Sony confirma mudança de rumo e abandona estratégia de levar jogos narrativos ao PC

Declarações públicas amenizam o que, nos bastidores, já seria uma decisão tomada: single-player fica no PlayStation


O debate em torno dos exclusivos PlayStation ganhou novo fôlego depois que o CEO da divisão, Hideaki Nishino, se pronunciou sobre o tema. Em tom cuidadoso, ele reafirmou a importância dos jogos single-player para a marca e disse que as decisões serão guiadas pelo objetivo de entregar a melhor experiência possível ao jogador. Para muitos, porém, a resposta soou como uma esquiva calculada.
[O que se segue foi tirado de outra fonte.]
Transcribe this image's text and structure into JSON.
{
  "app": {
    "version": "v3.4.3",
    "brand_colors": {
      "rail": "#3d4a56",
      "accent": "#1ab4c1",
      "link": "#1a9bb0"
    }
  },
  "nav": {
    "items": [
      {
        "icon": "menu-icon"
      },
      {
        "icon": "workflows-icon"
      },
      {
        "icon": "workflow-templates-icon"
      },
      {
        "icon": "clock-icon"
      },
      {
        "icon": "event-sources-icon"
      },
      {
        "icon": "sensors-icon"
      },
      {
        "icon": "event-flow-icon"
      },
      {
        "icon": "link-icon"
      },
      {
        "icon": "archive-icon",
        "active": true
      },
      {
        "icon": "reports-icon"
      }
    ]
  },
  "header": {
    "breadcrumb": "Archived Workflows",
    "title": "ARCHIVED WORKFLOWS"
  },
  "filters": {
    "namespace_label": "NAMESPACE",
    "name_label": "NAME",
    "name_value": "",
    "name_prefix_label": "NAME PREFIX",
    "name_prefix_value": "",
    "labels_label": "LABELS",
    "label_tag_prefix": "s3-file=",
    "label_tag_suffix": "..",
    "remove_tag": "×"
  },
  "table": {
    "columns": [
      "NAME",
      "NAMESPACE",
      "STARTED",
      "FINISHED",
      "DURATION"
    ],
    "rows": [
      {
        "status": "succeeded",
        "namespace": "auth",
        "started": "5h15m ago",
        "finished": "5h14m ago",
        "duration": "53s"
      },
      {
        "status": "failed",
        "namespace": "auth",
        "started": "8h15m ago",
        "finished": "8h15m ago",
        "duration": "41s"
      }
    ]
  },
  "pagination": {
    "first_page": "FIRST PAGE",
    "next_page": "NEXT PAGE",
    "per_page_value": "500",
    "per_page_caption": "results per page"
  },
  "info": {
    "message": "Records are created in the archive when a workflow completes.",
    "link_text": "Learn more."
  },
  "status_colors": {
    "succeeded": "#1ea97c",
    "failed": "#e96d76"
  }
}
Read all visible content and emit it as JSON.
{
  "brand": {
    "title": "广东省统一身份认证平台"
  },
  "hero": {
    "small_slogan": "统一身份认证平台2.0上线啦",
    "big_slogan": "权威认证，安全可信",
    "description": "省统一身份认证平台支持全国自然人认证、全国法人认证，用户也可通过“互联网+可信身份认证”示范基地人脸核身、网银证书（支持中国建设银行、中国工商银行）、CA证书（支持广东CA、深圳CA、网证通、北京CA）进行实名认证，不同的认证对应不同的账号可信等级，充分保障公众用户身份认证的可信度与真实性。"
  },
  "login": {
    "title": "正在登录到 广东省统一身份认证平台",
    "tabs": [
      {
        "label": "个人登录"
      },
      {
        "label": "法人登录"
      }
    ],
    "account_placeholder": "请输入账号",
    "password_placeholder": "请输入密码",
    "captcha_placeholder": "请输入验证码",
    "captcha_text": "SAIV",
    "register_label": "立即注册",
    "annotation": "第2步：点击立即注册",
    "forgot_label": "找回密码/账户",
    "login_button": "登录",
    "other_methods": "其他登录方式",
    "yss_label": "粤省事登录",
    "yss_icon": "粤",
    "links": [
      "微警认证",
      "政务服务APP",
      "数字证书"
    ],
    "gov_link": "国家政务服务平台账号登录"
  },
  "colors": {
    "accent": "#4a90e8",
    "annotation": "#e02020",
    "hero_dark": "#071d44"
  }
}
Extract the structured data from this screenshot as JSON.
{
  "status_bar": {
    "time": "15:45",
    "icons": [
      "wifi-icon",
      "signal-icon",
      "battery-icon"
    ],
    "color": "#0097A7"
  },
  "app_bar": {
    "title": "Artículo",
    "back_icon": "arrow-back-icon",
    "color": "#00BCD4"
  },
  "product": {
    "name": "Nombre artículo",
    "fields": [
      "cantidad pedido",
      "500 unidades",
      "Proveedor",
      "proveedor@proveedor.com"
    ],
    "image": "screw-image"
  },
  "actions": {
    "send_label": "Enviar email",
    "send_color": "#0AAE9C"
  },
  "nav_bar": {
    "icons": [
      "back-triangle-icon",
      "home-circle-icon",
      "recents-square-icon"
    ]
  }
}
Quem preferiu ir direto ao ponto foi o jornalista Jason Schreier. Com base em fontes presentes a uma reunião interna da companhia, ele afirma que a posição da Sony internamente não deixa margem para interpretações: jogos narrativos single-player não chegarão mais ao PC. A decisão já teria sido comunicada diretamente aos funcionários por Hermen Hulst, um dos principais executivos da divisão, sem qualquer menção a análises caso a caso ou janelas de exclusividade temporária.

A virada na estratégia teria origem nos resultados frustrantes das apostas anteriores no mercado de computadores. As portabilizações não teriam gerado o retorno financeiro esperado e, diante disso, a liderança da empresa concluiu que faz mais sentido manter suas franquias mais valiosas atreladas ao hardware próprio. A lógica é conhecida: se o jogo só existe no PlayStation, o console se torna necessário para quem quer jogá-lo.

O impacto prático para o público de PC tende a ser considerável. Franquias consagradas que vinham chegando aos computadores nos últimos anos, como God of War, Marvel’s Spider-Man e The Last of Us, podem deixar de cruzar essa fronteira. A exceção ficaria reservada aos jogos multiplayer e títulos voltados a serviços online, que continuariam sendo lançados nas duas plataformas.

O contraste com o momento vivido pela Microsoft não poderia ser mais evidente. Enquanto a Sony aparenta ter encontrado clareza em sua direção estratégica, a rival americana atravessa um processo de reestruturação marcado por fechamentos de estúdio e incertezas públicas. São apostas opostas sobre o que sustenta um negócio de games no longo prazo: ecossistema fechado e identidade de plataforma de um lado, escala e abertura do outro.